The road went on and on. The pulsing of the sun – the heart – felt different now. It was almost an invitation, an invitation I had no idea how to answer, one that made me ache to my bones.

And then, I saw something that made me pause and turn to the side.

A crumbling temple rose above the street. Of all the gods, only the Blood God had represented literal temples in its world. The Waiting God – and perhaps all the other gods – had viewed their temples as mere reflections. But to the Blood God, the Blood Temple was something vital. From our very first day in the Otherworld, Rinn had shown anger about its loss. A loss we still did not fully understand.

My gaze fell on the arch of the temple gate. Some unknown temptation drew my eyes upwards over the cracked stones. At the top of the arch was engraved the Burning Heart – the Blood God’s sigil, the sigil that was now illegal to display throughout the city and its territories.

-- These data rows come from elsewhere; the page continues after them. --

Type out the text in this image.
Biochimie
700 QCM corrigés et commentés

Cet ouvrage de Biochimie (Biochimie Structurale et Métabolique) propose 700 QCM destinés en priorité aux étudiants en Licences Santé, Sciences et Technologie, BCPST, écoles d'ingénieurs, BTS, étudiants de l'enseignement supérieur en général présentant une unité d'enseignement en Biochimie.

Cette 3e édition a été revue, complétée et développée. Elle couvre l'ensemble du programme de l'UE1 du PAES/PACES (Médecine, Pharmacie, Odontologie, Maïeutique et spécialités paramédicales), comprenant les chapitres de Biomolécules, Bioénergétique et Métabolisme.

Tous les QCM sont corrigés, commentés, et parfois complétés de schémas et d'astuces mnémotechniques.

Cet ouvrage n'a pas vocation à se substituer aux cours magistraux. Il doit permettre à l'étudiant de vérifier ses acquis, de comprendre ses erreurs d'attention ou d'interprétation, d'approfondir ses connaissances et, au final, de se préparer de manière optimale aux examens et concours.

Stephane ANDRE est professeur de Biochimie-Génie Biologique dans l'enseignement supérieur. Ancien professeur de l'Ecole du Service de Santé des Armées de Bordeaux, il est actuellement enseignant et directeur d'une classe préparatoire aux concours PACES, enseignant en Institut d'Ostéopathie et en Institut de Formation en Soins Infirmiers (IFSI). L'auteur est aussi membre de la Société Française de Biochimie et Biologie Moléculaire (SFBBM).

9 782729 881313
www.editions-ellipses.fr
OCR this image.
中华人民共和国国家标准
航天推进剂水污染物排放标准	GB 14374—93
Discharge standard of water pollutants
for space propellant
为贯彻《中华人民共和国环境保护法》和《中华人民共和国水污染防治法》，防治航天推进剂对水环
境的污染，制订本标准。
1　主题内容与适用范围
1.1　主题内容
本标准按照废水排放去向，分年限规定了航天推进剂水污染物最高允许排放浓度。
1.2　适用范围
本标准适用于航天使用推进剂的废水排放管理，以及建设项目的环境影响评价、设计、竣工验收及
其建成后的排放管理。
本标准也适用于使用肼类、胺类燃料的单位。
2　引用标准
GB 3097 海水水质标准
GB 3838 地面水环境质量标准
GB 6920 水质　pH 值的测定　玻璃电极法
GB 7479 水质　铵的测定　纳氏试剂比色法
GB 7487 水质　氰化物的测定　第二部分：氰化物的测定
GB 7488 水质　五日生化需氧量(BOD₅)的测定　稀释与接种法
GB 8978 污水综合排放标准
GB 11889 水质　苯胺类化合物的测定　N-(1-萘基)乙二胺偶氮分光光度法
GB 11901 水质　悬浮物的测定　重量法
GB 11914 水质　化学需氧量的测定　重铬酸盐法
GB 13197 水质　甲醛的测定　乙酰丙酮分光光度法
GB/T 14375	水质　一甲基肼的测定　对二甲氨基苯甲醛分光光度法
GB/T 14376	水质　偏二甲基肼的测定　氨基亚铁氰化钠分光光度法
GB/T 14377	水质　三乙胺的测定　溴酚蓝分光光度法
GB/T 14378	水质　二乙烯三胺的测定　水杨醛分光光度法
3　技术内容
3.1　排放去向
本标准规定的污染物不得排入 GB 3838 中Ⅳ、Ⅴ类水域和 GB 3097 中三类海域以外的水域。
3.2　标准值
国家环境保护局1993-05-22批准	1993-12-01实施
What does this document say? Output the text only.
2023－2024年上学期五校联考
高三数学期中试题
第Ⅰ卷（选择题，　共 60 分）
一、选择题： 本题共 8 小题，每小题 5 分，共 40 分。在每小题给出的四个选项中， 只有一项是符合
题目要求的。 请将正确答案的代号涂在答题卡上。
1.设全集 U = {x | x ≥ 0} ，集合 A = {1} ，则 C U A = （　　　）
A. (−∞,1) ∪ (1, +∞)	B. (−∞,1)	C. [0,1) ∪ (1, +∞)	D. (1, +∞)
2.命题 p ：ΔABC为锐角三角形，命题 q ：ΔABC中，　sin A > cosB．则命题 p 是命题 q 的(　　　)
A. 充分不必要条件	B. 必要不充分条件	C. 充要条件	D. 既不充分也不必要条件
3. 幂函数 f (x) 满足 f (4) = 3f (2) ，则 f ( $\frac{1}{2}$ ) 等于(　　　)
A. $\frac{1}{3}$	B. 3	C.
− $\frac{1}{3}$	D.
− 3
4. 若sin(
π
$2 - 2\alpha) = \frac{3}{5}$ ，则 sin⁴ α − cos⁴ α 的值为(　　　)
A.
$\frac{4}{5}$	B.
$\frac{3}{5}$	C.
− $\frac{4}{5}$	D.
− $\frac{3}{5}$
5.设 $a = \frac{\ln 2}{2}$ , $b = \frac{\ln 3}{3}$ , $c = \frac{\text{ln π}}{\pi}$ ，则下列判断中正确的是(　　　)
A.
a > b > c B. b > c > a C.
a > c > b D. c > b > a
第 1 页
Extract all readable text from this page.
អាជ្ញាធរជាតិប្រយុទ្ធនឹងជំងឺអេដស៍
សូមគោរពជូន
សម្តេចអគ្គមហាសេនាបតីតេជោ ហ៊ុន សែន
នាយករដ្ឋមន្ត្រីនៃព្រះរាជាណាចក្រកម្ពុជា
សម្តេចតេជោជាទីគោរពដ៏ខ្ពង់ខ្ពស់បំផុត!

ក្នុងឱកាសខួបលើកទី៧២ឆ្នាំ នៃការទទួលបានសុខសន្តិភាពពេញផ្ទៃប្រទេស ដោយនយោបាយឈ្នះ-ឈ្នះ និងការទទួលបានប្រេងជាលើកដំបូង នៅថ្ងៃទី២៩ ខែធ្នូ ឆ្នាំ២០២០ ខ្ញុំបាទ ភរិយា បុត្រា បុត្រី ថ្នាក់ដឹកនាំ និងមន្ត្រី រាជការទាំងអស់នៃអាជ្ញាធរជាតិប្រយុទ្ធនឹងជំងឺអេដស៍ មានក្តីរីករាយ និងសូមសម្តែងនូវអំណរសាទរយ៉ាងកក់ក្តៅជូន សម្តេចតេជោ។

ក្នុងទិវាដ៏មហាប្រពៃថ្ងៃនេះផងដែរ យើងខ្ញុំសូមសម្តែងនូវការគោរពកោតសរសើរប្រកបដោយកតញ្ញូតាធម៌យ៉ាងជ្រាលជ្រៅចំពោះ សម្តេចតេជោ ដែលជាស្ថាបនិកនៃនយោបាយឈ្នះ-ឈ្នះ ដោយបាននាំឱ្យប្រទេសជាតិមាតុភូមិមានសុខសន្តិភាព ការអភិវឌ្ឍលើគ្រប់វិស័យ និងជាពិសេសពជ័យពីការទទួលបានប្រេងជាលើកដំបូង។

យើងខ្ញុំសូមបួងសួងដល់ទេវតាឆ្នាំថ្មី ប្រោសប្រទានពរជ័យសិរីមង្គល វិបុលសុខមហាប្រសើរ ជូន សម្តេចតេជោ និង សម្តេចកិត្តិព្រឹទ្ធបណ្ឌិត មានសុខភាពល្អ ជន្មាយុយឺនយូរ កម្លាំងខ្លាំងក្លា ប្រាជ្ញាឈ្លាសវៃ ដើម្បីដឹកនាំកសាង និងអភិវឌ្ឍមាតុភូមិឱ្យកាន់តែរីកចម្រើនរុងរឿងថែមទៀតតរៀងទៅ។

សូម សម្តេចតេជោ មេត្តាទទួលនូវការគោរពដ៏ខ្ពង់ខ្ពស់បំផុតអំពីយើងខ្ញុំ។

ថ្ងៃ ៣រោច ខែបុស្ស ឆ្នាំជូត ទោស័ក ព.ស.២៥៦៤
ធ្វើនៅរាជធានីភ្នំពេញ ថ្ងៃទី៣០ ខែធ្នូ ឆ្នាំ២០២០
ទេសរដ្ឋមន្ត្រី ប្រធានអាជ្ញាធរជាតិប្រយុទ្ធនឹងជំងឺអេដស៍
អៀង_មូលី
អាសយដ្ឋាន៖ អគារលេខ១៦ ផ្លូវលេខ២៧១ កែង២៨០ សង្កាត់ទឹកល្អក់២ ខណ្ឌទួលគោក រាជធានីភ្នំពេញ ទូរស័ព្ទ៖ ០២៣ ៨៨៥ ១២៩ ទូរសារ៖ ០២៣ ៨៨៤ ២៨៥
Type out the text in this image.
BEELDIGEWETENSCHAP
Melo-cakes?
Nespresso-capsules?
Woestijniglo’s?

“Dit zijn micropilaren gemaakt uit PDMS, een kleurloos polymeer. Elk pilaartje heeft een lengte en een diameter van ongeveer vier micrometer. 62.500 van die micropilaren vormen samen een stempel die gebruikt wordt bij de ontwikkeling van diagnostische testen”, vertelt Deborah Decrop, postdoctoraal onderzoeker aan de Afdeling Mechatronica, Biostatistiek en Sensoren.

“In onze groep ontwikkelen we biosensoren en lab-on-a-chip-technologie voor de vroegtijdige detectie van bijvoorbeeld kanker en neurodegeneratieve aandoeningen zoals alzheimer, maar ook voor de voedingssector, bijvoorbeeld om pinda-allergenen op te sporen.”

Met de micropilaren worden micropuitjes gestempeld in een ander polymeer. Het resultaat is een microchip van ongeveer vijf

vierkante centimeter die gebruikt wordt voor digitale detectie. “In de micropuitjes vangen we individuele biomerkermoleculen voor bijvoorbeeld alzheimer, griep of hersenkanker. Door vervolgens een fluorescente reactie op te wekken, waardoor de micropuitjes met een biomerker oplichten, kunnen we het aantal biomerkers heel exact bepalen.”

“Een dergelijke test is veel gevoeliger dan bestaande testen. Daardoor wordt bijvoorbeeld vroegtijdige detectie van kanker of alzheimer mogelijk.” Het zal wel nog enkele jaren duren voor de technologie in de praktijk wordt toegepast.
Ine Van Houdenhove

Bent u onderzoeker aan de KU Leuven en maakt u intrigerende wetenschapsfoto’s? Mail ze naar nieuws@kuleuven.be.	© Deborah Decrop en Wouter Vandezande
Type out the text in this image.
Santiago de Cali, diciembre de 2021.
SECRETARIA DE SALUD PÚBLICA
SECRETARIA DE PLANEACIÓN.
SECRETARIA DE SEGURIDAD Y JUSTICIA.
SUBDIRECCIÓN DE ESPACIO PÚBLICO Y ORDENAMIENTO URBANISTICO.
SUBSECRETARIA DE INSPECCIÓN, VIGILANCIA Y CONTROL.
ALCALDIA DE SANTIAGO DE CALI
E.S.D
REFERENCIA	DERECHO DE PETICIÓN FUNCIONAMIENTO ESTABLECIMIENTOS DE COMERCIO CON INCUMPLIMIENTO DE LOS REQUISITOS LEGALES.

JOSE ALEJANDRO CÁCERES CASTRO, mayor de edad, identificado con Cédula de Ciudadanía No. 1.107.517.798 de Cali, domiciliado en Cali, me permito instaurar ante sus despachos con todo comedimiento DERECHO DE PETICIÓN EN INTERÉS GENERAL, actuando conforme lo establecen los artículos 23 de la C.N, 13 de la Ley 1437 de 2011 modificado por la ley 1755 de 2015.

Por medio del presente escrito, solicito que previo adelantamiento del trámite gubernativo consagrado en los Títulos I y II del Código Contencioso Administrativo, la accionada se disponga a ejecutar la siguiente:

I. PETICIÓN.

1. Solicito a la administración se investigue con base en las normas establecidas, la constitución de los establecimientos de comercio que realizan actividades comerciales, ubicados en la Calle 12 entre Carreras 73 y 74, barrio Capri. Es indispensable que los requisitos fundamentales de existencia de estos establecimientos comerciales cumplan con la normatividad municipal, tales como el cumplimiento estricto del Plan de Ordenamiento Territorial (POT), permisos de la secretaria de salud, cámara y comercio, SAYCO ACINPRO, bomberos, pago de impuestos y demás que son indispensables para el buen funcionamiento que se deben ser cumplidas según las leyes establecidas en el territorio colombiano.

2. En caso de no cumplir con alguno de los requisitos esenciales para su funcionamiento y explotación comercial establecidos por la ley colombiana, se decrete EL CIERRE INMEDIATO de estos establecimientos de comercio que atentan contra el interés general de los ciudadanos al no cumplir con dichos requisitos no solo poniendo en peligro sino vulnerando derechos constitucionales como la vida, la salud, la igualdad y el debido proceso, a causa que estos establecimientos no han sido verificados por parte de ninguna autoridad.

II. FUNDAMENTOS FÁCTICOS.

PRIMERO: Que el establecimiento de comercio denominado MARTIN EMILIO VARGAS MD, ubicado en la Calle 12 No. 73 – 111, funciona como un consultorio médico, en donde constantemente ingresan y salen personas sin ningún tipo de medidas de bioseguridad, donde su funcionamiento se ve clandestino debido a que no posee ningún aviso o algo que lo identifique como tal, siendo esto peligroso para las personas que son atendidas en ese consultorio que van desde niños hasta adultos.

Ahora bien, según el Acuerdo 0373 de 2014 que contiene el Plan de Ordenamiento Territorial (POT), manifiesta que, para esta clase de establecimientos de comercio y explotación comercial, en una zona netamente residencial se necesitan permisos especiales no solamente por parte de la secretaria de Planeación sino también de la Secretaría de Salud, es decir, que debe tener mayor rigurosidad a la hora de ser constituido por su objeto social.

The Burning Heart… I felt an overpowering need to keep looking. Memories crowded into my mind, love and hatred and regret. I was a farmer coming through this gateway to pray for the health of my livestock. I was a librarian coming to the funeral of a priest. I was Garthold Brannet, here to argue a case in Blood court. I was Hiram Soleocchi, returning home to a temple much like this one.

I shivered. These were the memories I had tried so hard to find, the ones the Waiting God had been hiding from me. And now, without fanfare, they were suddenly laid bare. For a moment, I wondered why. But then, with a second shiver, it became clear. My connection with the god was still drained. Just as I had lost access to the Seeing, the god had lost access to lay its guidance over the memories that were stored inside the Farseer. I could dig through the memories for answers now, and nothing would be able to stop me.

It was finally my chance to learn what the Blood Temple really was.